Ainsi s'expliquait sur le nouveau Pape un homme qu'on n'accusera pas de le ménager, l'auteur des Mémoires historiques et philosophiques sur Pie VI et son pontificat, jusqu'à sa retraite en Toscane, imprimés pour la première fois, en 1798, sous le directoire national de la république française. Cet auteur appelle retraite en Toscane l'enlèvement brutal du Pape octogénaire par le gouvernement français, qui l'arracha de son siége, le traîna captif en Toscane, puis ailleurs, enfin en France, où il mourut en prison l'année suivante : c'est que cet auteur avait à cœur de pallier, sinon de justifier, la persécution de la république française envers le chef de l'humanité chrétienne. Cet auteur est Jean-François Bourgoing, né à Nevers en 1748, et mort en 1811 ambassadeur de l'empereur Napoléon à Dresde. Ses Mémoires sont historiques, car on y trouve des détails intéressants, des aveux extrêmement curieux ; ils sont surtout philosophiques, car le Pape et la cour de Rome y sont jugés avec beaucoup de légèreté et de partialité; on y trouve des réflexions démenties par les faits, et le philosophe souvent en contradiction avec l'historien. « A Dieu ne plaise, dit-il, t. 1, p. 90, que nous veuillons peindre Pie VI sous de trop odieuses couleurs. Ce serait une injustice, quand même il serait en possession de son rang éminent; ce serait une lâcheté après la catastrophe qui l'en a précipité. » Et malgré cette injustice et cette lâcheté, Bourgoing calomnie volontiers ce Pontife détrôné et banni; il interprète défavorablement ses actions les plus louables, il ne voit dans tout ce qu'il fait que vanité. Mais c'est surtout dans les différends de Pie VI avec les souverains, que Bourgoing donne plus de preuves de cette mauvaise foi et de cette persévérance à le déprimer. Il avoue, page 255, que le Pape pouvait paraître un objet de pitié, et que presque tous les souverains semblaient s'être donné le mot pour le tourmenter; et, dans tout son ouvrage, il appelle le blâme sur ce Pape si digne de pitié, et il lui reproche de ne s'être pas prêté

au plaisir de ces princes et à leur concert pour le tourmenter. Ces Mémoires sont donc, comme on voit, très-philosophiques, et quand ils avouent quelque chose à la louange du Pape, on peut y compter 1.

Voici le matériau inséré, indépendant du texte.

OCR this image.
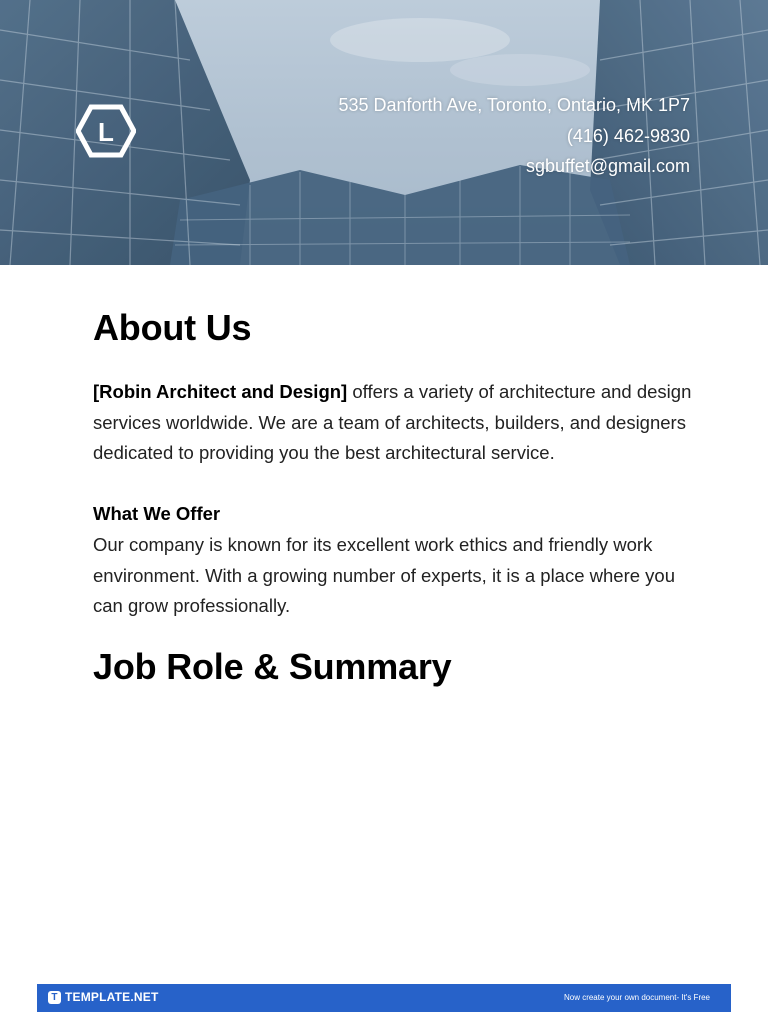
L
535 Danforth Ave, Toronto, Ontario, MK 1P7
(416) 462-9830
sgbuffet@gmail.com
About Us
[Robin Architect and Design] offers a variety of architecture and design services worldwide. We are a team of architects, builders, and designers dedicated to providing you the best architectural service.
What We Offer
Our company is known for its excellent work ethics and friendly work environment. With a growing number of experts, it is a place where you can grow professionally.
Job Role & Summary
T TEMPLATE.NET	Now create your own document- It's Free
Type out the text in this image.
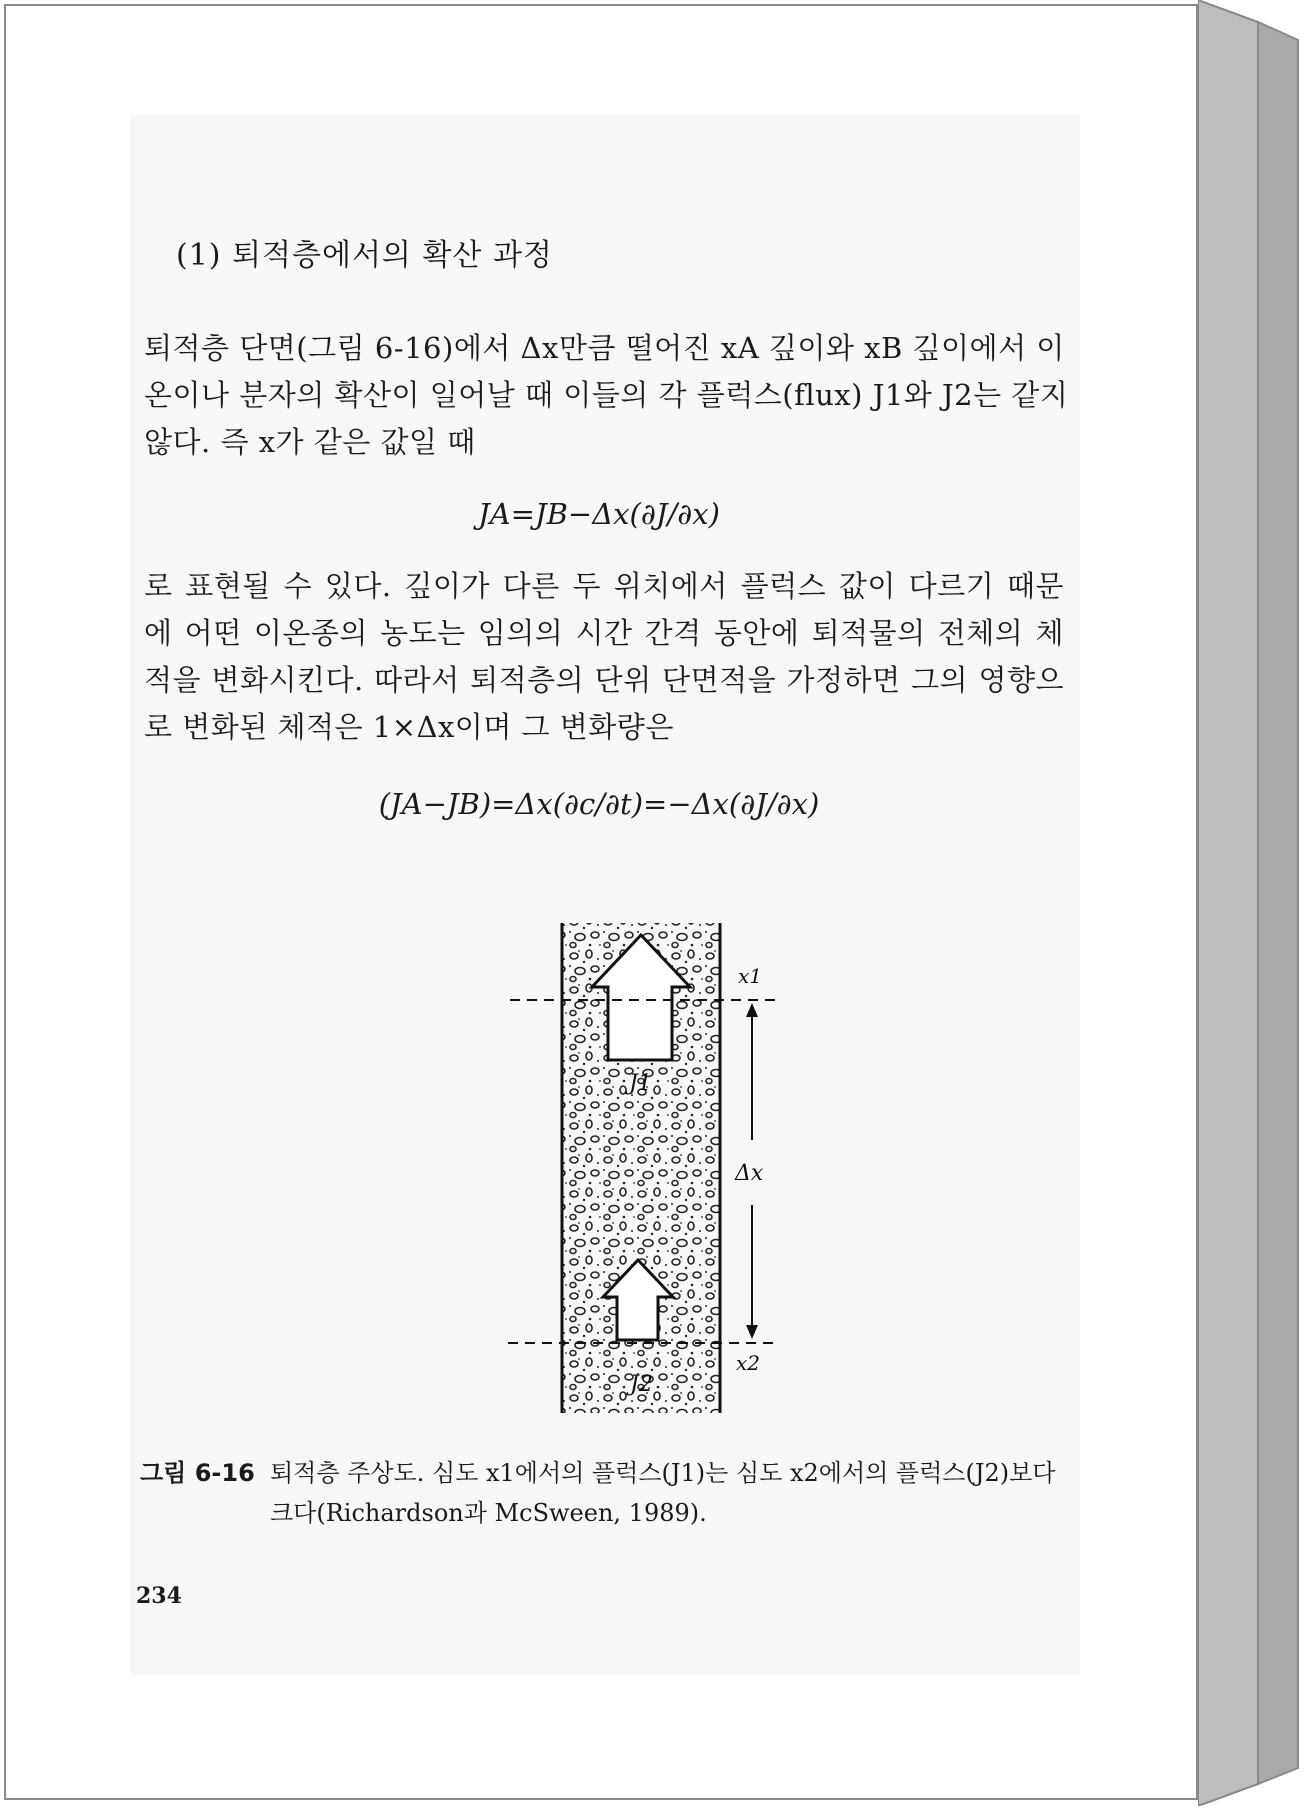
(1) 퇴적층에서의 확산 과정
퇴적층 단면(그림 6-16)에서 Δx만큼 떨어진 xA 깊이와 xB 깊이에서 이
온이나 분자의 확산이 일어날 때 이들의 각 플럭스(flux) J1와 J2는 같지
않다. 즉 x가 같은 값일 때
JA=JB−Δx(∂J/∂x)
로 표현될 수 있다. 깊이가 다른 두 위치에서 플럭스 값이 다르기 때문
에 어떤 이온종의 농도는 임의의 시간 간격 동안에 퇴적물의 전체의 체
적을 변화시킨다. 따라서 퇴적층의 단위 단면적을 가정하면 그의 영향으
로 변화된 체적은 1×Δx이며 그 변화량은
(JA−JB)=Δx(∂c/∂t)=−Δx(∂J/∂x)
x1
x2
Δx
J1
J2
그림 6-16 퇴적층 주상도. 심도 x1에서의 플럭스(J1)는 심도 x2에서의 플럭스(J2)보다 크다(Richardson과 McSween, 1989).
234
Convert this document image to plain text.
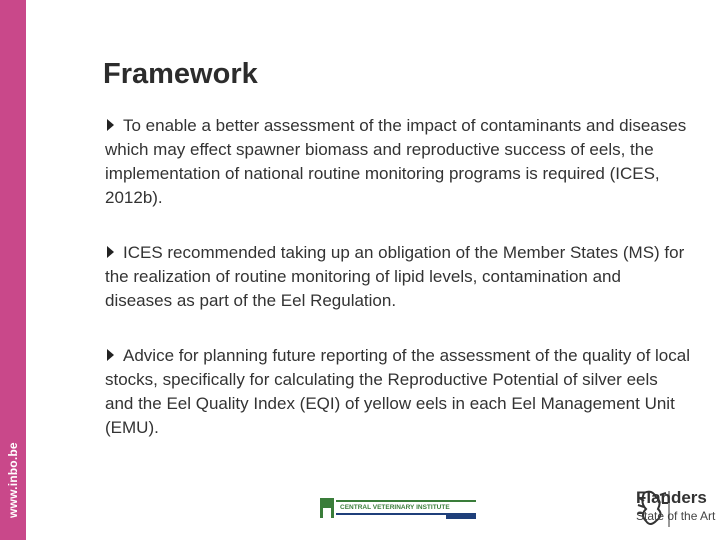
www.inbo.be
Framework

To enable a better assessment of the impact of contaminants and diseases which may effect spawner biomass and reproductive success of eels, the implementation of national routine monitoring programs is required (ICES, 2012b).

ICES recommended taking up an obligation of the Member States (MS) for the realization of routine monitoring of lipid levels, contamination and diseases as part of the Eel Regulation.

Advice for planning future reporting of the assessment of the quality of local stocks, specifically for calculating the Reproductive Potential of silver eels and the Eel Quality Index (EQI) of yellow eels in each Eel Management Unit (EMU).

CENTRAL VETERINARY INSTITUTE
Flanders
State of the Art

C'était le cardinal Braschi qui avait déterminé Clément XIV à l'établissement de ce beau musæum, où les chefs-d'œuvre de tous les arts, les antiquités les plus précieuses devaient attirer les voyageurs de toutes les nations civilisées. Tous les projets que Braschi méditait depuis long-temps avaient un caractère de noblesse, de générosité, où son âme se peignait tout entière. Nous ne ferons qu'indiquer les plus importants : les travaux exécutés dans le port d'Ancône, le seul des états du Pape où le commerce pût être protégé ; le fanal qui fit partie de ces travaux, lesquels méritèrent à Pie VI une statue pareille à celle de Clément XII, et un arc de triomphe à côté de celui de Trajan; la sacristie magnifique ajoutée à la basilique de Saint-Pierre; les réparations faites à l'entrée du palais Quirinal, où il fit relever le fameux obélisque; les embellissements de l'abbaye Subiaco, qu'il avait possédée auparavant. Mais tout cela disparaît et s'efface auprès de la vaste entreprise du dessèchement des marais Pontins. Dès les premiers temps de la république romaine, et depuis, sous les empereurs, enfin, plus récemment encore, sous les pontificats de Boniface VIII, de Martin V, de Léon X, de Sixte V et de Clément XIII, on avait fait de vaines tentatives pour assainir cette malheureuse contrée, où une population tout entière naît, languit et s'éteint bientôt au milieu des vapeurs pestilentielles, et que le voyageur même ne traverse impunément qu'avec des précautions indispensables: Pie VI voulut, à l'exemple de ses prédécesseurs, essayer d'achever ce double monument de gloire et de bienfaisance. Il visita lui-même cette terre de désolation; il y venait tous les ans encourager et diriger les travaux. On lui a reproché bien injustement d'avoir dissipé les trésors de l'état dans un projet chimérique. Une souscription volontaire procura des fonds considérables qui soulagèrent le fisc. Douze mille arpents de terre rendus à la culture des grains et à la nourriture des troupeaux furent vendus au duc Braschi, neveu du Pape, par la chambre apostolique. La voie appienne, ce chef-d'œuvre de l'industrie des Romains, fut dégagée des encombrements inutiles qui la surchargeaient et ne faisaient qu'augmenter la stagnation des eaux. C'est aujourd'hui un chemin droit et uni qui conduit rapidement à Terracine et qui dispense de faire un détour long et

'Picot. Mémoires, an 1775.

TOME XXVII.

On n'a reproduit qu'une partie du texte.